Así, es de nuevo necesario reclamar a Zapatero el liderazgo que legítimamente le dieron en el 2008 las urnas desde una posición bien distinta. Es ahora cuando debe exhibir talante, sin renunciar a sus convicciones ideológicas pero matizándolas para obtener unos acuerdos básicos que sienten las bases para la recuperación y la estabilización futura de la economía española. Hace falta un ejercicio de generosidad, y tras el fracaso de las medidas, más paliativas que reconstituyentes que ha adoptado el Gobierno en los últimos meses, a Zapatero le toca mover ficha, como hizo el viernes con esa propuesta de reforma laboral tan suave como ajustada. Esta misma semana, en unas interesantes jornadas de pensamiento sobre las alternativas para abandonar la crisis a la mayor brevedad y con la mayor seguridad, el profesor de la facultad de Filosofía Daniel Innerarity incidió en un hecho fundamental: eliminar los riesgos sistémicos. No es la primera vez que el cuerpo intelectual advierte de este problema para los modernos estados del bienestar, que caminan hacia el colapso cuando la planificación falla. Y es que el Gobierno se ha dedicado a aplicar una medicina insuficiente, subvencionado compras, aplazando cargas empresariales y subsidiando a las primeras y más vulnerables víctimas de la crisis. Acaso los cambios estructurales que hoy se precisan con urgencia debieran haber sido aplicados cuando al Gobierno le sobraba el dinero y se dedicaba a lanzar medidas tan populistas como insostenibles como el cheque bebé o los 400 euros.

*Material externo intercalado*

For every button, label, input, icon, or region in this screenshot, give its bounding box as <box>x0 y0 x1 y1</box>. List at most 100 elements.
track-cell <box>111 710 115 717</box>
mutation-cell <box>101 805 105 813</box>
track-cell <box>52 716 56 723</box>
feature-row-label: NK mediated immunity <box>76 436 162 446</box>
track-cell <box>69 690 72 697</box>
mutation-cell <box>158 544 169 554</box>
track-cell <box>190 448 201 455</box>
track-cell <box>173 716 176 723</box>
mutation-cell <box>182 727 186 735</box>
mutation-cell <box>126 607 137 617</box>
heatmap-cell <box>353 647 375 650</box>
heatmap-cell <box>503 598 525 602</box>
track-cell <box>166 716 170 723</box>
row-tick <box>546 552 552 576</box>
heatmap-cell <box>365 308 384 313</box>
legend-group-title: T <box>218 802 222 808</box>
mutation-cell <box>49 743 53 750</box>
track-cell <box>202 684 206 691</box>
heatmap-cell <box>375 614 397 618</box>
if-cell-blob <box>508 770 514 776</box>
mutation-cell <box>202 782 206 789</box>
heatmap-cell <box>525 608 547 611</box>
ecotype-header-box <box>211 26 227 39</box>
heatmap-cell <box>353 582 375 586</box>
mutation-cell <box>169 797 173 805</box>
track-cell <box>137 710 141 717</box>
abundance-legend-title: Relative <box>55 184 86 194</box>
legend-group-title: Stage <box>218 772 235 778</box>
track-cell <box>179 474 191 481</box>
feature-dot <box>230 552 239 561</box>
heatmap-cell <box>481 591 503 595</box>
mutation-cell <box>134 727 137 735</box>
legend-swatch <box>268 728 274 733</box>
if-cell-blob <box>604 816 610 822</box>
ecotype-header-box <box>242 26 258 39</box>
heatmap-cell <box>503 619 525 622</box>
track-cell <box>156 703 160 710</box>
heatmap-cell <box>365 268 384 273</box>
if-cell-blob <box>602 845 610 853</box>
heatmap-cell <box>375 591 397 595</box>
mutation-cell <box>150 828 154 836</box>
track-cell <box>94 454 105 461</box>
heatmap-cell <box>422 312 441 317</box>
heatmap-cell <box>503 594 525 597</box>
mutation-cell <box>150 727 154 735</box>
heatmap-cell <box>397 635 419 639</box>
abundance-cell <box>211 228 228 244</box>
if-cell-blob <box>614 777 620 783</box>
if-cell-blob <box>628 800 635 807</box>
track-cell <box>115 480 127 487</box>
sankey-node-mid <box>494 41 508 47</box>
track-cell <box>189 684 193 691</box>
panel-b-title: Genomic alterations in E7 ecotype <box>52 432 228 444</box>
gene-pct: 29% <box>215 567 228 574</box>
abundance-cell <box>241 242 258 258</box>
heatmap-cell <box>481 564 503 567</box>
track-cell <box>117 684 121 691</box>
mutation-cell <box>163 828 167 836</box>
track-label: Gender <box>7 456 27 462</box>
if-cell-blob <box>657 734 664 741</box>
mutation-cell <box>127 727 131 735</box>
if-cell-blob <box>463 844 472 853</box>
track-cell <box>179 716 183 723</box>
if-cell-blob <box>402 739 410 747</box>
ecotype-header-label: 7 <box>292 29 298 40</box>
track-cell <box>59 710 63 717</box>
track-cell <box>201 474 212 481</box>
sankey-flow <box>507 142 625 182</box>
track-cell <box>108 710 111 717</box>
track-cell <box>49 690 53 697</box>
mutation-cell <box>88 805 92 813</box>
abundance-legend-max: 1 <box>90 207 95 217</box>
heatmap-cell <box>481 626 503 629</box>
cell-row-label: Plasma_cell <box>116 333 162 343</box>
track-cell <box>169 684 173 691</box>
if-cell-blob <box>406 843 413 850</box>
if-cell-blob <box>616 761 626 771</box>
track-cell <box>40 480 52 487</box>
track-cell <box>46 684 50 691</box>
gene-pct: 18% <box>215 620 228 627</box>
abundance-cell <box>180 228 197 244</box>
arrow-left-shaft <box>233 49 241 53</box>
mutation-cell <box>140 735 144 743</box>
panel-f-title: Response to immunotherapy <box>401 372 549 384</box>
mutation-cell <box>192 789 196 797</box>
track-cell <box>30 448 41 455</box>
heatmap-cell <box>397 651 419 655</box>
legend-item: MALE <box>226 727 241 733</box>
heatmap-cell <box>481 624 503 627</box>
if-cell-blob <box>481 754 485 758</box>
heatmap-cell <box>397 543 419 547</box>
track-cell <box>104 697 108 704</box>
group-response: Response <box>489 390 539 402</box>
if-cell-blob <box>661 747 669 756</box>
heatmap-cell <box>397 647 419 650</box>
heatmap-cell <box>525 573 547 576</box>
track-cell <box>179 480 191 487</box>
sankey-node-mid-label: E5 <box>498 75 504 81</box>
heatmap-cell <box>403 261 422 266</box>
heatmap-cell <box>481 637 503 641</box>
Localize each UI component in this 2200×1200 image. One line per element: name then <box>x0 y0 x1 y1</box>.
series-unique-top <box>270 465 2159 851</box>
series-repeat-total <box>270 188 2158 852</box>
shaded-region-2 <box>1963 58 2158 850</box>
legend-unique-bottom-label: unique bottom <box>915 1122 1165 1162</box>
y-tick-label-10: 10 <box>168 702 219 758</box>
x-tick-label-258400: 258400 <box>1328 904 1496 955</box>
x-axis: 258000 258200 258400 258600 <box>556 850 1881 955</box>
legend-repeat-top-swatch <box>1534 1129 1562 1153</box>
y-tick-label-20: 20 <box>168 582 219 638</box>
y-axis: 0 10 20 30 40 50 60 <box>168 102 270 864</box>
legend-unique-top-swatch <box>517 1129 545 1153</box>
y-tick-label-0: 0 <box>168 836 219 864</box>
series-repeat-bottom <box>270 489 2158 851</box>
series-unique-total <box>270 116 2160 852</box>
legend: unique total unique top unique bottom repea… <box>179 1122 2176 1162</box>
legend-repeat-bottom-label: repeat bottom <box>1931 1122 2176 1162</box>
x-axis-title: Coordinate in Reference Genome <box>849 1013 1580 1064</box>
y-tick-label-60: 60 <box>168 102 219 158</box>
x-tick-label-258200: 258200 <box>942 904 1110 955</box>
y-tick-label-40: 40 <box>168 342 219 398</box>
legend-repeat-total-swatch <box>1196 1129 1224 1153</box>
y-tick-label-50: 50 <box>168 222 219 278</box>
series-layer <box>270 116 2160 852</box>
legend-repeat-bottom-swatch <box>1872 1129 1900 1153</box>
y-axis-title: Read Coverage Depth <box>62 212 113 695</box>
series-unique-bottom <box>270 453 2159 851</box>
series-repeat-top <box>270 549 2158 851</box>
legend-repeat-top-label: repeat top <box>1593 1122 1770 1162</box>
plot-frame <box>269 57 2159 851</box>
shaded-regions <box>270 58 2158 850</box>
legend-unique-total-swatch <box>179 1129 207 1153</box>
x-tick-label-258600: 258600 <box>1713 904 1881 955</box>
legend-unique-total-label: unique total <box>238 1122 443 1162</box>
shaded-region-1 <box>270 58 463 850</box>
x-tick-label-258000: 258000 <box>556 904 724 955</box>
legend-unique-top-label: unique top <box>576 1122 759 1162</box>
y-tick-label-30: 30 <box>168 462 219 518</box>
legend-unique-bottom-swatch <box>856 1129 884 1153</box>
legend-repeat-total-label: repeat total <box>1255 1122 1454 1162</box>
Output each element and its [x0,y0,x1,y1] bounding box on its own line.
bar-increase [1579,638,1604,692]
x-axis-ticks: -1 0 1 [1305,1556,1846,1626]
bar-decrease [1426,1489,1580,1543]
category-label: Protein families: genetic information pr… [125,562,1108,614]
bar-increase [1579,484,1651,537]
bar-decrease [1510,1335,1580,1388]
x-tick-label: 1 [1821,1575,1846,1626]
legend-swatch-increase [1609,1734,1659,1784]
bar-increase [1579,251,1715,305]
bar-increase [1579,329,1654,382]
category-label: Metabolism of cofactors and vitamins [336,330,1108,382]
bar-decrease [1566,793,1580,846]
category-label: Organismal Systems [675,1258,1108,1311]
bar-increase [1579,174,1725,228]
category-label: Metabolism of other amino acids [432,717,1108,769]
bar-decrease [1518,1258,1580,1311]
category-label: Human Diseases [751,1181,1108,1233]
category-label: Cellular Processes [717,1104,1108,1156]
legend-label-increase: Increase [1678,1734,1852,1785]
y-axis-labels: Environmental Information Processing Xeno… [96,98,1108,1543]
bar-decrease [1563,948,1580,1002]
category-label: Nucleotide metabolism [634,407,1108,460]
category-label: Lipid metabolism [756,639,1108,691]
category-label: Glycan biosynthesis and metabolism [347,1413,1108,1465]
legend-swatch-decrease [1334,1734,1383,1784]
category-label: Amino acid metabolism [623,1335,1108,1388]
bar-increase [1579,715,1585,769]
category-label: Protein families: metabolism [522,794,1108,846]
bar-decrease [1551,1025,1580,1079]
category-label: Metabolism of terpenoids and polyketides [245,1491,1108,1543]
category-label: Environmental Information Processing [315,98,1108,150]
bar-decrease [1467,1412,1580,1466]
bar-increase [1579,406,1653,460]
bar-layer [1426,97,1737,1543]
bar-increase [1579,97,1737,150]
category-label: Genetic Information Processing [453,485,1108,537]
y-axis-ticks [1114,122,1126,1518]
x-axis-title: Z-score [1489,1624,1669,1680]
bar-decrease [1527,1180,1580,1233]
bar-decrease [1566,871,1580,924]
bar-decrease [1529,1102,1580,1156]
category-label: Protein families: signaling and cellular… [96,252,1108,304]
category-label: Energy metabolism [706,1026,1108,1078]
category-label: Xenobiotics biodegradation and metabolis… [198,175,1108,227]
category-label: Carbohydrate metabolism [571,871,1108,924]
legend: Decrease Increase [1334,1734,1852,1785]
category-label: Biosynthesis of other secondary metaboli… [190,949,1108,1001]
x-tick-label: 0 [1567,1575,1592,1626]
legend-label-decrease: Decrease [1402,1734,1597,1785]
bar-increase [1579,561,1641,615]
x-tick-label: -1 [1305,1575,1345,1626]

Es tarde para volver atrás. Cada semana que pasa es preciosa para organizar de verdad ese gran escenario de acuerdo que permita frenar la bola de nieve de los mercados especulativos rodando hacia el barranco. Zapatero tardó en reconocer la crisis, y ahora ha tardado en aplicar soluciones porque es difícil hacer compatibles discursos de solidaridad con los jornaleros y medidas favorables a la recuperación capitalista. Pero más vale tarde que nunca, sobre todo tras haber promovido un cambio de modelo hacia lo sostenible, del que apenas oímos hablar.